Inside the Red Box by Patrick McEachern

Inside the Red Box by Patrick McEachern

Author:Patrick McEachern
Language: eng
Format: mobi
Tags: History/Asia/General
Publisher: Columbia University Press
Published: 2011-10-02T20:00:00+00:00


Regime Change Short List Concern Closes Ranks

U.S.-DPRK relations deteriorated after 9/11, and Pyongyang responded to the new environment. In a December 1 speech in Asia, President Bush warned Iraq and North Korea that they would be “held accountable” if they developed weapons of mass destruction, and the January 29, 2002, State of the Union Address grouped Iran, Iraq, and North Korea together as an “axis of evil.” The Foreign Ministry rejected Bush’s “slanderous remarks,” and an unattributed North Korean radio address focused on the U.S. military alert on the peninsula and repeated comments previously made by KPA officials, “We simply cannot casually overlook the violent remarks coming out of Bush’s mouth.” Pyongyang appeared to be united in opposition to the U.S. stand. Subsequent articles worried that U.S. regime change efforts would first concentrate on Iraq and move next to North Korea or Iran.

Two weeks after the State of the Union address, President Bush traveled to Seoul to meet with Kim Dae Jung. Bush told reporters that he remained open to negotiations with North Korea, but Kim Jong Il had failed to call him. Bush followed up by noting, “Yet I will remind the world that America will not allow North Korea and other dangerous regimes to threaten freedom with weapons of mass destruction.”29 He reiterated in Seoul that the United States had no intention of attacking North Korea and voiced support for the South’s sunshine policy. He also questioned the character of his North Korean counterpart and voiced concern about human rights, North Korea’s forward deployed conventional forces on the DMZ, and nuclear and missile issues. While the Clinton administration’s goals had narrowed, Bush’s goals vis-à-vis Pyongyang at the outset of his administration were more comprehensive. For a political establishment in Pyongyang concerned about U.S. intentions to force regime change, Bush’s more comprehensive efforts to affect all of these issues simultaneously seemed to require a change at the source of each of these problems: the North Korean regime itself.
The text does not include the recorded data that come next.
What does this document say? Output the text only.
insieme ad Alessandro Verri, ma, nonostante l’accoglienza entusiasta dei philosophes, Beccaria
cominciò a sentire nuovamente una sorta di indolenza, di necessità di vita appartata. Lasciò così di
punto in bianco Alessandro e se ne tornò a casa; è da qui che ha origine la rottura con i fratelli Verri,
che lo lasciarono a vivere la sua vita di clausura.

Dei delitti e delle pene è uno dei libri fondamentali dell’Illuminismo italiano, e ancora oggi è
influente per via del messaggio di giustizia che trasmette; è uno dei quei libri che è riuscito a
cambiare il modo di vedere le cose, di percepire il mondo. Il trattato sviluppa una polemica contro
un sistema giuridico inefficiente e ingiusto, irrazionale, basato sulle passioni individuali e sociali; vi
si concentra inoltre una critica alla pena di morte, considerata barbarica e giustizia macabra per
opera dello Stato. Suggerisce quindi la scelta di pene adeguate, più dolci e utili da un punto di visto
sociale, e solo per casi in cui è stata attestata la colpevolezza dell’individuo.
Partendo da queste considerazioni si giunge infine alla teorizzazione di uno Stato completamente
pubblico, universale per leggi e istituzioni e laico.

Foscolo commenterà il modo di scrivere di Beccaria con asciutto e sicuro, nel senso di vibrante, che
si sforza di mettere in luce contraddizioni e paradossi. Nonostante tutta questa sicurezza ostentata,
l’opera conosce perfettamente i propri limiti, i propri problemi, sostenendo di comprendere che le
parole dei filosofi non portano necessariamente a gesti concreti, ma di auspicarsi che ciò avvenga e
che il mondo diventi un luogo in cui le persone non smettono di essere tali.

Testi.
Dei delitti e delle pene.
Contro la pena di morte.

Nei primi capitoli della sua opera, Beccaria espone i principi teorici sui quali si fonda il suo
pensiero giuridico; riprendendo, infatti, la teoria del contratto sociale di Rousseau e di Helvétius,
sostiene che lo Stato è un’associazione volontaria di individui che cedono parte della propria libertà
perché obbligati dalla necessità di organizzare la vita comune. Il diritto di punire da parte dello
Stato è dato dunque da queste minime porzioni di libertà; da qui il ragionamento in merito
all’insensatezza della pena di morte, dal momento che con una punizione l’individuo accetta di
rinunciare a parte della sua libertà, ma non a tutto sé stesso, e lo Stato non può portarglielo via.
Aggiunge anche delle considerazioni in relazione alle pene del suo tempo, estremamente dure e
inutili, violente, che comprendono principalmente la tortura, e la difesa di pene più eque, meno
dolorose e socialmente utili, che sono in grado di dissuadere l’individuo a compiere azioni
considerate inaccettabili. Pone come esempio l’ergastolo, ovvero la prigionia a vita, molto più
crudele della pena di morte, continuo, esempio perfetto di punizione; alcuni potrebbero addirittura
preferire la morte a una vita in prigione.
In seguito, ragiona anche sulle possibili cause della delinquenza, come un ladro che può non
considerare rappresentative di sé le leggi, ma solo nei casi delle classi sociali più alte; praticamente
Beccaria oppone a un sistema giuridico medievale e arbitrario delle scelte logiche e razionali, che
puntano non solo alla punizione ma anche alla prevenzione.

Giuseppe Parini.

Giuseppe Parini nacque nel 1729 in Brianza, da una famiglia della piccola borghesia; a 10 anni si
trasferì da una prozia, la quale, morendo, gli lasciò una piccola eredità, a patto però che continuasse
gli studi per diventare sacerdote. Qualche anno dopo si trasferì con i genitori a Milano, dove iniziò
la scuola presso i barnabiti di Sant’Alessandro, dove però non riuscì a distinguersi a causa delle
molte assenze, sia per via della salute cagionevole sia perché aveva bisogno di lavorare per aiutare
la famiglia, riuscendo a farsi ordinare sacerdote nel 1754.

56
North Korean elites of all stripes took little stock in U.S. assurances that it had no intention of invading. KCNA cited Bush’s “slander[ing] its political system” to sharply reject the U.S. offer to negotiate under these circumstances.30 Party commentaries increasingly commented on individual foreign policy issues as the Foreign Ministry remained silent. Party commentaries cited U.S. officials’ remarks in the following weeks—including issues as diverse as NPT commitments, nuclear weapons developments, human rights and religious freedom stances, and continued missile defense cooperation with Japan—as further evidence that the United States planned to “suffocate” and then invade the North.31 The party spoke out against the Pentagon’s unveiling a new nuclear policy document that recommended developing a nuclear weapon to target North Korea, Iran, Iraq, Libya, and Syria.

Despite the party’s objection, the Foreign Ministry kept its meetings two days later in New York with U.S. negotiators. The New York talks did not immediately yield a commitment for higher level negotiations, but Pyongyang agreed to continue monthly technical meetings related to building the Light Water Reactor promised under the Agreed Framework.